Many of the poor are striving for  better lives for themselves and their children.  A college education is now considered a basic requirement for many jobs, but the cost of a college education has sky-rocketed at the same time as grants and scholarships have become more difficult to obtain and/or cover less of the cost.  Students are then forced to go heavily into debt, work while taking classes, or both.  These students are experiencing scarcity of money and of time. “…the financially strapped student who misses some easy questions looks incapable or lazy.  But these people are not unskilled or uncaring, just heavily taxed.  The problem is not the person but the context of scarcity.” p. 65

Poverty will be a multi-generational trap that is impossible to escape if nothing is done to reduce the load on cognitive bandwidth.  The poor have to constantly re-certify to get food stamps and other government programs.

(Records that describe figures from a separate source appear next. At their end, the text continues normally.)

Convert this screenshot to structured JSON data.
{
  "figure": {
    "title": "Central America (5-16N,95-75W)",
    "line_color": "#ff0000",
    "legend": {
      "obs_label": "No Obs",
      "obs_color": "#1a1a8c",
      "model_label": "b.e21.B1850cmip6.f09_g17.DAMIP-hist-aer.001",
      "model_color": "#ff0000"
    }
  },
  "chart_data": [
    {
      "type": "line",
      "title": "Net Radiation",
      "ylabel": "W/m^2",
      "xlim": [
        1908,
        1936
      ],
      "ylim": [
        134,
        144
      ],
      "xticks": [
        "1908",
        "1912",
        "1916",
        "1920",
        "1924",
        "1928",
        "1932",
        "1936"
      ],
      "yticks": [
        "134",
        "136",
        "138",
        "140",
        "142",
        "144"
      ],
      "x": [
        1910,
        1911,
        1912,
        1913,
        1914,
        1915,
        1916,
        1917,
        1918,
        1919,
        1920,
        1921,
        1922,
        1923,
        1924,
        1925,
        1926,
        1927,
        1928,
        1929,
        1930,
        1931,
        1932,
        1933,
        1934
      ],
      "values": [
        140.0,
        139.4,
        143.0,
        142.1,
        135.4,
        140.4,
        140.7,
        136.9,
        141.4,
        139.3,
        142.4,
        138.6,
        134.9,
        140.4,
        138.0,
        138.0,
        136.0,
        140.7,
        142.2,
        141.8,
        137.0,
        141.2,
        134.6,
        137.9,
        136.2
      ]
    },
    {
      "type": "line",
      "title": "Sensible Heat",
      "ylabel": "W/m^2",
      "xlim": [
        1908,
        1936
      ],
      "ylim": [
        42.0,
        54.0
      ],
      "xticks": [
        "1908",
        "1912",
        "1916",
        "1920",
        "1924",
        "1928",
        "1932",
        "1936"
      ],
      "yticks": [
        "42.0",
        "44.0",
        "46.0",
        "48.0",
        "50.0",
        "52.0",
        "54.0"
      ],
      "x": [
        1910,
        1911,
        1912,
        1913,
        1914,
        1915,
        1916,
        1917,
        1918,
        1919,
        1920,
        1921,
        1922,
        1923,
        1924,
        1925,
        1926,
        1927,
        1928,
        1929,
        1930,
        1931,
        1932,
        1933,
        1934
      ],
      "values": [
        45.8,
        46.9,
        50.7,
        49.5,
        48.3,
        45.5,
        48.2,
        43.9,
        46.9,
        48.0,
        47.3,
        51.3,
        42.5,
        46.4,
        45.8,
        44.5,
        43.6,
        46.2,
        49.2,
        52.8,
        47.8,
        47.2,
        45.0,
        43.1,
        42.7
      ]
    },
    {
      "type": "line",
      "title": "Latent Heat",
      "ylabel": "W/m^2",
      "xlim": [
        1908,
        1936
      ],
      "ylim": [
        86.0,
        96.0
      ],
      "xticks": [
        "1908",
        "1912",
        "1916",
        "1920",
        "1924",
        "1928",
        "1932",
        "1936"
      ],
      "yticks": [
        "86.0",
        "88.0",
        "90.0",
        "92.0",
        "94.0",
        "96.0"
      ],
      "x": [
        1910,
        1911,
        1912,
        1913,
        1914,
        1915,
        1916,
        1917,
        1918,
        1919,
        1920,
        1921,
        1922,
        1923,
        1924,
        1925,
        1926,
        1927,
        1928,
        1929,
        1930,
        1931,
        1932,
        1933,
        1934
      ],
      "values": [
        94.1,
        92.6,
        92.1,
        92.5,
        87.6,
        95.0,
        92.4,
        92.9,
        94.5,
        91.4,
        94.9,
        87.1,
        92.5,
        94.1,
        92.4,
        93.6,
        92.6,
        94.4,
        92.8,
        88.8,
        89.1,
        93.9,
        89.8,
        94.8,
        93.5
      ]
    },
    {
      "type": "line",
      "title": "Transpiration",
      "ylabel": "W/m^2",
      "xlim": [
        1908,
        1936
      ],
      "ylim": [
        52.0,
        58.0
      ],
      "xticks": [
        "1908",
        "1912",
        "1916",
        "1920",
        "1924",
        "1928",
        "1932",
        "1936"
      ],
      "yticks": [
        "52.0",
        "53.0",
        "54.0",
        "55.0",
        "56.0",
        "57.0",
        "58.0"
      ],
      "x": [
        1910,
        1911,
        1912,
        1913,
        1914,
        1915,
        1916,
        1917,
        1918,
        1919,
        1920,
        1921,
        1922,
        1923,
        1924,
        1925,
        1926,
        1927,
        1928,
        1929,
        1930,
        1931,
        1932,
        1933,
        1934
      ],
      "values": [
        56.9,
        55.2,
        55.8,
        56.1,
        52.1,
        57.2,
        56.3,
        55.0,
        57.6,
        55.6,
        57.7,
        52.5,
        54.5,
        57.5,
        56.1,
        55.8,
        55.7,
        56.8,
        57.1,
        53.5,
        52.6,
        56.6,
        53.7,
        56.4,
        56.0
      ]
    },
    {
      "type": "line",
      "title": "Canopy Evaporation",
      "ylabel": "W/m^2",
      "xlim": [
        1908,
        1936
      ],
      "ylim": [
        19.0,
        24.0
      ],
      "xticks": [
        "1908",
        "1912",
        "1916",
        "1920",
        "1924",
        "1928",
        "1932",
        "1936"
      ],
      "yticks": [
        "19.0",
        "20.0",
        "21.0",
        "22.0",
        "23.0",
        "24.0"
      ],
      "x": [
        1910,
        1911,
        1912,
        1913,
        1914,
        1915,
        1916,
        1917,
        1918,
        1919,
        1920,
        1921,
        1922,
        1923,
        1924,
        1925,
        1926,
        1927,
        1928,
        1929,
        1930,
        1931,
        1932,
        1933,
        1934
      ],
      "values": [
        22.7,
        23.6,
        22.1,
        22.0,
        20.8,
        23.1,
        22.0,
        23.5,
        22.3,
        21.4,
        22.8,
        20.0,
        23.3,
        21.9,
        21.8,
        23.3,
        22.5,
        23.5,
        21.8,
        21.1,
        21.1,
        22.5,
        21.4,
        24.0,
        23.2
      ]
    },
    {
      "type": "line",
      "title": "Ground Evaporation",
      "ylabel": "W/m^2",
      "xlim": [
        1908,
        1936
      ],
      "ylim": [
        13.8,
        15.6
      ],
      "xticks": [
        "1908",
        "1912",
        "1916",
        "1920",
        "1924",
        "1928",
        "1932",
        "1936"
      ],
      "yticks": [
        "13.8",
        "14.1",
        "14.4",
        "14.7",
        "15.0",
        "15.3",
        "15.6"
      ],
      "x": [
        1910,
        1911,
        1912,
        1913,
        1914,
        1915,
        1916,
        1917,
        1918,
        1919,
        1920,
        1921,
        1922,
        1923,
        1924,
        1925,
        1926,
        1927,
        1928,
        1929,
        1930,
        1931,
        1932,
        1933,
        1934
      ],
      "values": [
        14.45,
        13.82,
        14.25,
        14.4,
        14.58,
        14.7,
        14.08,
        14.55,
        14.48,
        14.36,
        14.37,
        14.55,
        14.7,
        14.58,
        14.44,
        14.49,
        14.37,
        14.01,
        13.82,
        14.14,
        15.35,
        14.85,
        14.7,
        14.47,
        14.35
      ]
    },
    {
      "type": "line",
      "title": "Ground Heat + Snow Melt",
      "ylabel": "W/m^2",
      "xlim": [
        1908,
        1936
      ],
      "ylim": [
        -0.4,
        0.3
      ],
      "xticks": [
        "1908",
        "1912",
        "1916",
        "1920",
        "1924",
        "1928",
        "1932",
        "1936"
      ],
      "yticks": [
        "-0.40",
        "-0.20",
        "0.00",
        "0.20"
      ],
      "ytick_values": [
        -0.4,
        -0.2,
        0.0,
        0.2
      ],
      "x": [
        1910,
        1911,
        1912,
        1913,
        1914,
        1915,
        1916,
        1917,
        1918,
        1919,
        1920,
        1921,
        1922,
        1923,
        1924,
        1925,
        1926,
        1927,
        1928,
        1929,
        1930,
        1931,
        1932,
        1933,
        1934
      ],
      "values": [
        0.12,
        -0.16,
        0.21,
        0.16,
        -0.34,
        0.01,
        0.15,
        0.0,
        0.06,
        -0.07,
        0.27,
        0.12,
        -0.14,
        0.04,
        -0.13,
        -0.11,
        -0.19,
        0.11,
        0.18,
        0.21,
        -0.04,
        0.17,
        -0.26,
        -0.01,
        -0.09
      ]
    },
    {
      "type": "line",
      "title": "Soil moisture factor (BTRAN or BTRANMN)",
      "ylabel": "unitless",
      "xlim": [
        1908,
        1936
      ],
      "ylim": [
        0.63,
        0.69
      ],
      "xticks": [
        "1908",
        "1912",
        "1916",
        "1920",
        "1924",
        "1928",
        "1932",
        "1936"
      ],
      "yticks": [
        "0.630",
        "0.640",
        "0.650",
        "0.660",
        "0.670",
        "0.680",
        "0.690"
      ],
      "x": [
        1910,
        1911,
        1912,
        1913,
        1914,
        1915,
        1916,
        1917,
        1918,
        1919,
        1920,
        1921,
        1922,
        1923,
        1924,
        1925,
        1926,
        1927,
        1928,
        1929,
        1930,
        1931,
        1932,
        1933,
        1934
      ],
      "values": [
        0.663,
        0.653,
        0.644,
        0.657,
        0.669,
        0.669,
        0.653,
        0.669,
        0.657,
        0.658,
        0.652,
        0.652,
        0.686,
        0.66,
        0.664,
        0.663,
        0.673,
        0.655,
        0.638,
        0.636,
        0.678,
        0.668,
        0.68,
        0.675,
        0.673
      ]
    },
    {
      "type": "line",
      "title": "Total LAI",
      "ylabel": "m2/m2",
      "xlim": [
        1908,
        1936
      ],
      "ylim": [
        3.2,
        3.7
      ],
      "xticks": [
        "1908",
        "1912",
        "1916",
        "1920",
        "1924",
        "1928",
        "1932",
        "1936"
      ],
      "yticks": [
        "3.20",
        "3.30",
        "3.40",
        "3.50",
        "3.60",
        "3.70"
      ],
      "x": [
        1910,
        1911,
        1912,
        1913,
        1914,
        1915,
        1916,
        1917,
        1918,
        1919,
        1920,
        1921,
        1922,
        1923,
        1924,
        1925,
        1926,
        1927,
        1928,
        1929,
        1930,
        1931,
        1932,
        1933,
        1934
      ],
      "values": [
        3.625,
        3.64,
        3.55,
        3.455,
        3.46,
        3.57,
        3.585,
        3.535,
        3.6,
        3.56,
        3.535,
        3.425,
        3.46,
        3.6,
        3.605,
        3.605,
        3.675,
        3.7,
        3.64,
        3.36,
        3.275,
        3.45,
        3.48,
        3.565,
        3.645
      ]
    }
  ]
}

But the neediest often fail to do so because of the bandwidth tax: they forget.  This is a tax on poverty.  “To see the logic of taxing bandwidth, think about it this way.  Imagine we imposed a hefty financial charge to filling out applications for financial aid.  We would quickly realize that this is a silly fee to impose; a program aimed at the cash stretched should not charge them much cash.  Yet we frequently design programs aimed at people who are bandwidth-stretched that charge a lot in bandwidth.” p. 222   “…the bandwidth tax was sizable: roughly thirteen to fourteen IQ points, with an equally large effect on executive control.  These are … very large effects on cognitive function… the bandwidth tax plays a similarly large role in the lives of the poor everywhere.”  p. 161-62

Benefits to the poor, such as food stamps, should be paid weekly rather than in one lump sum at the beginning of month.  This smooths out the boom/bust cycle.  We need to “…create long periods of moderation rather than spurts of abundance followed by heightened periods of scarcity.”  p. 223   “The failures of the poor are part and parcel of the misfortune of being poor in the first place.  Under these conditions, we all would have (and have!) failed.” p. 161

There are a number of ways in which government and business could reduce the bandwidth tax on the poor.  If you are poor and have kids, having highly-subsidized day care frees up lots of bandwidth and makes life easier. “We’d be taking a cognitive load off.  As we’ve seen, this would help your executive control, your self-control more broadly, even your parenting. It would increase your general cognitive capacity, your ability to focus, the quality of your work… [H]elp with child care…is a way to build human capital of the deepest kind: it creates bandwidth.” p. 176-77

Jobs paying minimum wages require those with children to work two or more jobs in order to be able to pay the bills.  This situation is aggravated when these jobs do not provide consistent work schedules.  “In the United States, something as simple as inconsistent work hours…can cause juggling and perpetuate scarcity.  A solution would be to create the equivalent of unemployment insurance against such fluctuations in work hours, which to the poor can be even more pernicious than job loss.”  p. 178

In order to solve poverty, we must realize that simply having a job is inadequate.  “Now, rather than looking at education, health, finance, and child care as separate problems, we must recognize that they all form part of a person’s bandwidth capacity.  And just as a financial tax can wreak havoc in one’s budget, so can a bandwidth tax create failure in any of several domains to which a person must attend.” p. 179-80   Social programs and employment structure need to be redesigned: “…a better design will have to incorporate fundamental insights about focusing and bandwidth that emerge from the psychology of scarcity.” p. 181

Our cognitive capacity bandwidth is limited.  If it is taxed by inadequate pay, inconsistent work schedules, lack of childcare, unhealthy and/or insufficient diet, a polluted environment, inadequate social services and infrastructure, among many other scarce resources, it should not be surprising if the poor seem trapped in a cycle of poverty.   Mullainathan and Shafir have provided a method for reframing and solving this crisis.  Will we care enough to implement it?